I visited Lazy F for the first time ever last weekend. I know that must seem crazy to some of you, but I had never been before. I got to see the cross way up on the hill, marvel at the new dining hall, meet Sam and Mazy, the dogs, and give thanks for the beauty of the place. I now understand a little more about what so many of you have told me about what a unique and hopeful place Lazy F is and the many ways that you all have intertwined history with that place. However I wasn’t there just to investigate. I went as part of the advisory board for Earth Ministry.
Earth Ministry is an ecumenical organization working at the intersection of faith and environment. During seminary, I did a year-long internship with Earth Ministry and learned about the many ways that caring for God’s Creation takes shape in our time. So when my former colleagues asked me to join the advisory board, I knew I wanted to say yes. A year ago, when they asked the first time, I had to say no given that I was just starting here at Aldersgate as your Associate Pastor. This year when they came back and asked again, knowing that we had restructured my time with you to fit into fewer hours, I said yes with a joyful heart. The first board meeting I attended was last weekend at Lazy F. It was just days after the election when we gathered in Skyline. Earth Ministry had been instrumental in representing faith communities across the state in writing and revising and negotiating Initiative 1631 that failed to pass in the election. The joy I felt at being on the board and being able to work again with former colleagues was tempered by election grief.
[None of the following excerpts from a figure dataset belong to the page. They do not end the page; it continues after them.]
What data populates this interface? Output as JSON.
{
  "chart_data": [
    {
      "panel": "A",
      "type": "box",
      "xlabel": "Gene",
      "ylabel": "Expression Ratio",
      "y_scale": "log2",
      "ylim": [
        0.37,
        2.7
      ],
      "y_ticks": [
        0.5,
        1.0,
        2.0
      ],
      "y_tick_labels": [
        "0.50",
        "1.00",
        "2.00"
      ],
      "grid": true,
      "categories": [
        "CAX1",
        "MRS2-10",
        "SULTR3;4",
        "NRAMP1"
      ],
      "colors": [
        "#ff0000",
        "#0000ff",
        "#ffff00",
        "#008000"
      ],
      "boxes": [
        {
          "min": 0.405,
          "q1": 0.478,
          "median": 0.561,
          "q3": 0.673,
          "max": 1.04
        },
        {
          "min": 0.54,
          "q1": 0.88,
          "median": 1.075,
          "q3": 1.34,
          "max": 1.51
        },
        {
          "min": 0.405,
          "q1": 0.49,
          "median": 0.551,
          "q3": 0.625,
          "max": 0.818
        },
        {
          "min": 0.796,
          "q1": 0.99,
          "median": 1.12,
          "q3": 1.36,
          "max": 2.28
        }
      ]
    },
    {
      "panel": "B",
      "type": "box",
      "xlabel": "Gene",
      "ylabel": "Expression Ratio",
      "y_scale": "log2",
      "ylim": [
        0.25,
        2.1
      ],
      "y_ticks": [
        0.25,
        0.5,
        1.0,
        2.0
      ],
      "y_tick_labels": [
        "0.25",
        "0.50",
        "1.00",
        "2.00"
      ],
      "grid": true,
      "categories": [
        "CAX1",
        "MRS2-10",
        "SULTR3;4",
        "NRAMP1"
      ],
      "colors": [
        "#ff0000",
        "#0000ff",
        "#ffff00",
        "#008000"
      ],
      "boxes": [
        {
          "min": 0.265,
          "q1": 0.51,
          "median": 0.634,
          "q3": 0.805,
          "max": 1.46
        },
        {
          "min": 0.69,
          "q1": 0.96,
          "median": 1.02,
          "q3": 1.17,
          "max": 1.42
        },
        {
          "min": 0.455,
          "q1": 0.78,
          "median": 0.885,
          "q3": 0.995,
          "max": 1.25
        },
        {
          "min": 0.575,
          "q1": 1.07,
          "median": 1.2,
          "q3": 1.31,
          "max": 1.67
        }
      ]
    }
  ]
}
Whether you agree or disagree with Earth Ministry about the wisdom of I-1631, probably you didn’t get exactly what you wanted in the election, either. Election grief is something that we probably can all relate to. As we gathered, there were pastors and laity, some who don’t attend church and some who have found church in new ways, all ready to come back to the table and together find ways to hope beyond whatever despair might threaten us. Whether it’s environmental issues that are your passion or some other cause for which you work and in which you find meaning, ours is a time when it’s easy to identify our disagreements. It’s easy to see where disagreements might lead to despair. It’s easy to focus on the ways we feel we have failed. But our faith teaches us that there’s more to the story. Brad preached about disagreement on Sunday and some of the times in our church’s history that Methodists have disagreed. He reminded us that the disagreement wasn’t the end of the story. Sometimes the disagreement led to a widening of the Wesleyan movement. Sometimes the disagreement led eventually to a reunion.
What I learned about disagreement from being with the Earth Ministry board last weekend is that sometimes there is a way to move beyond disagreement and find ways instead to focus on where hope has entered in. Sometimes there is a way to move beyond our grief or our despair and instead count on the fact that the Holy Spirit is still leading us and still calling us. During times of disagreement, we can’t always see the end result that might take years to become clear. What we can count on though is that there is more to the story. Thanks be to God!